Die Erwerbsarbeitszeit spielt für das Leben von Beschäftigten eine immer wichtigere Rolle. Gleichzeitig hat sich die Erwerbsarbeit in den letzten Jahren massiv verdichtet. Täglich fallen bei vielen Beschäftigten Überstunden an, die sich auf viele Millionen pro Jahr aufsummieren. 2022 waren das etwa 583 Millionen bezahlte und 702 Millionen unbezahlte Überstunden.
Bei Studien in England wurde festgestellt, dass eine 4-Tage Woche von Arbeitgeberseite wie Arbeitnehmerseite gleichermaßen als ein positives Modell angesehen wird. Und die Diskussion darüber klingt für die meisten Beschäftigte auf den ersten Blick auch mehr als attraktiv. Entscheidend ist aber die konkrete Umsetzung: Gewerkschaften weisen gemeinsam mit Arbeitsmediziner/innen darauf hin, dass während einer 4-Tage-Woche keine gesundheitsschädlichen, überlangen täglichen Arbeitszeiten entstehen dürfen. In Deutschland gilt das Arbeitszeitgesetz (ArbZG) zum Schutz der Beschäftigten. Hier ist geregelt, dass die werktägliche Arbeitszeit der Arbeitnehmer/innen acht Stunden nicht überschreiten darf. Die Arbeitszeit kann nur dann zeitweise auf bis zu zehn Stunden verlängert werden, wenn innerhalb von sechs Monaten im Durchschnitt acht Stunden werktäglich nicht überschritten werden. Dies bedeutet, dass auch bei Einführung einer 4-Tage-Woche nur noch 32 Stunden pro Woche möglich wären und die wöchentliche Arbeitszeit um 20 Prozent gesenkt werden müsste.
So weit, so gut, aber ohne vollen Lohnausgleich könnten sich das aber (wenn überhaupt) nur Besserverdienende „leisten“. So reicht die eigene Vergütung schon jetzt für viele kaum für Mieten und Lebensunterhalt aus. Das hat sich mit der hohen Inflation noch verstärkt. Die große Mehrheit der Beschäftigten ist auf ihr volles Einkommen angewiesen und viele arbeiten sogar in zwei Jobs, um ihr Leben zu finanzieren. Lohneinbußen von 20 Prozent sind für die meisten Beschäftigten demnach schlicht unmöglich.
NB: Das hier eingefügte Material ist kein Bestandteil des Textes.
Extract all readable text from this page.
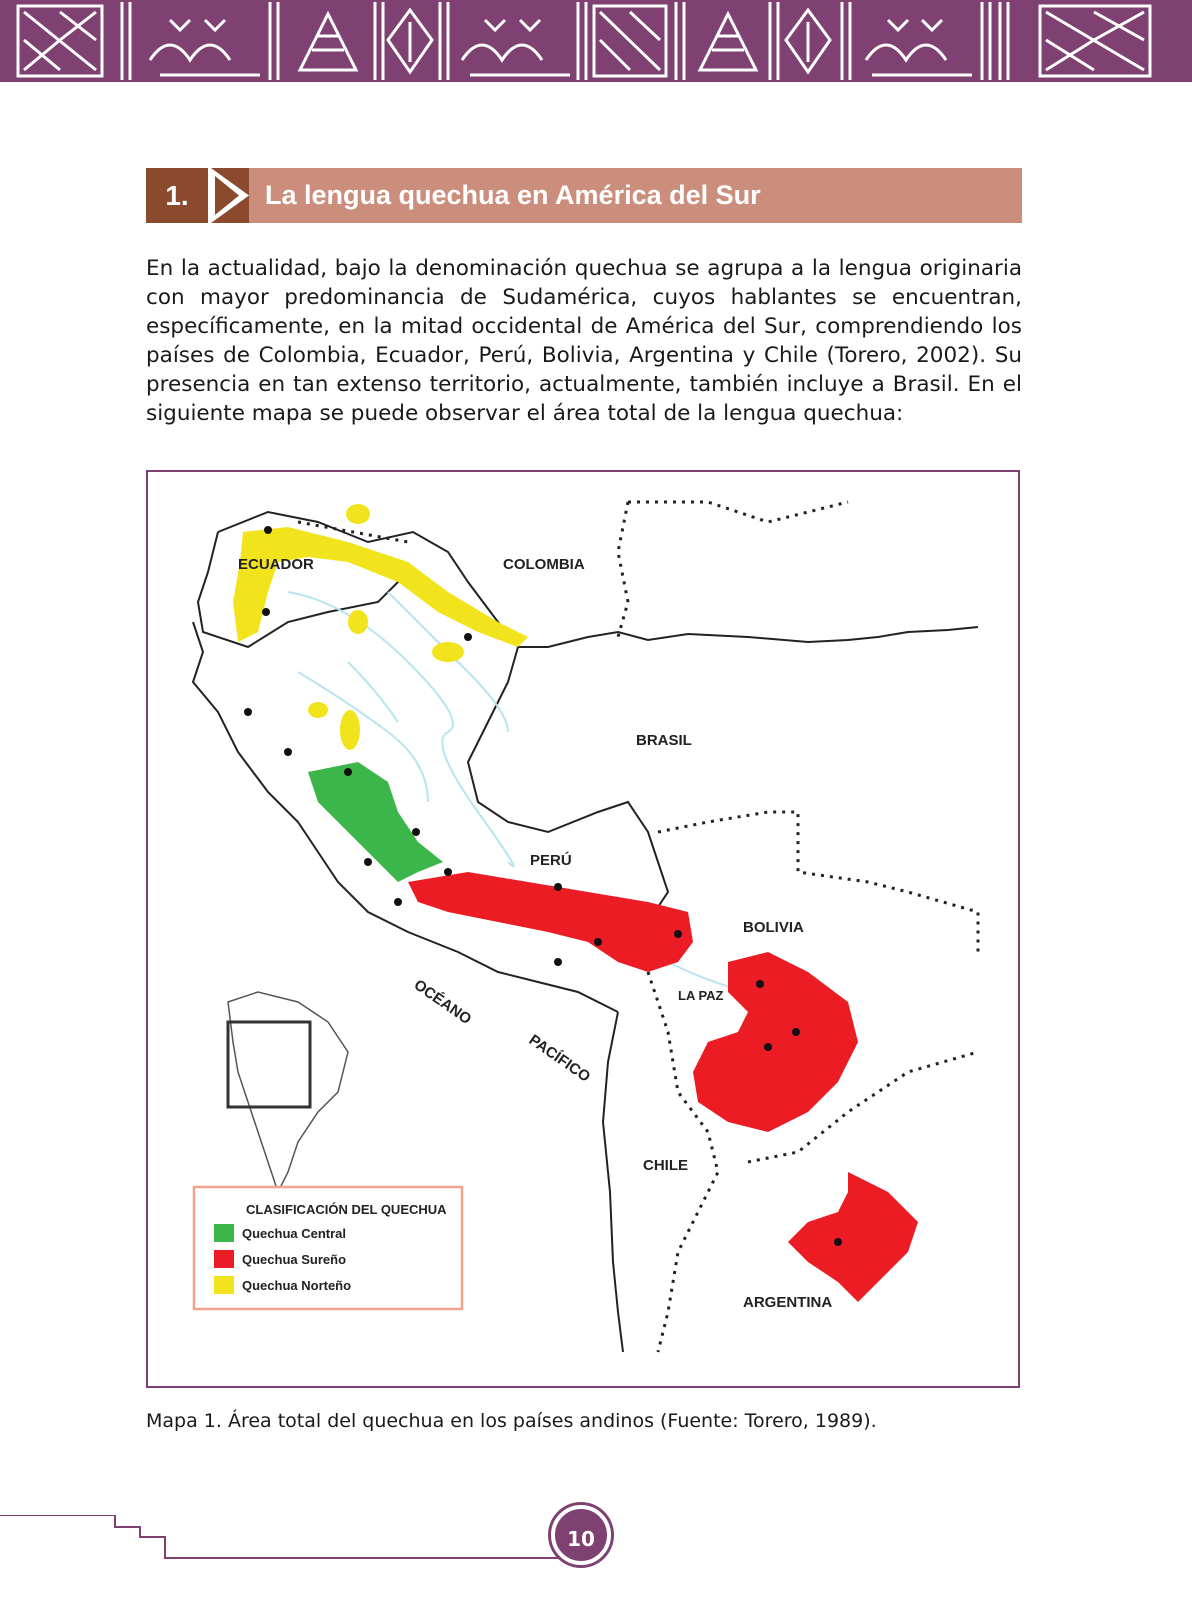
1.	La lengua quechua en América del Sur

En la actualidad, bajo la denominación quechua se agrupa a la lengua originaria con mayor predominancia de Sudamérica, cuyos hablantes se encuentran, específicamente, en la mitad occidental de América del Sur, comprendiendo los países de Colombia, Ecuador, Perú, Bolivia, Argentina y Chile (Torero, 2002). Su presencia en tan extenso territorio, actualmente, también incluye a Brasil. En el siguiente mapa se puede observar el área total de la lengua quechua:

ECUADOR	COLOMBIA
BRASIL
PERÚ
BOLIVIA
CHILE
ARGENTINA
LA PAZ
OCÉANO
PACÍFICO
CLASIFICACIÓN DEL QUECHUA
Quechua Central
Quechua Sureño
Quechua Norteño

Mapa 1. Área total del quechua en los países andinos (Fuente: Torero, 1989).

10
Das heißt im Umkehraschkluss: Eine 4-Tage-Woche ist nur mit einem vollen Lohnausgleich denkbar. Ansonsten wäre es auch nur ein schlichtes Teilzeitmodell, was ja schon überall in Anwendung kommt.
Für Gewerkschaften würde dies bedeuten, dass in allen Bereichen mehr als 20 Prozent Lohnerhöhung durchgesetzt werden müssten. Und das in einer Lage, in der die Mitglieder der Gewerkschaften in vielen Tarifauseinandersetzungen bereits bei Verhandlungen um nur wenige Prozente auf massive Widerstände der Arbeitgeber treffen und auch kleine Lohnerhöhungen kaum mehr ohne Streiks durchzusetzen sind.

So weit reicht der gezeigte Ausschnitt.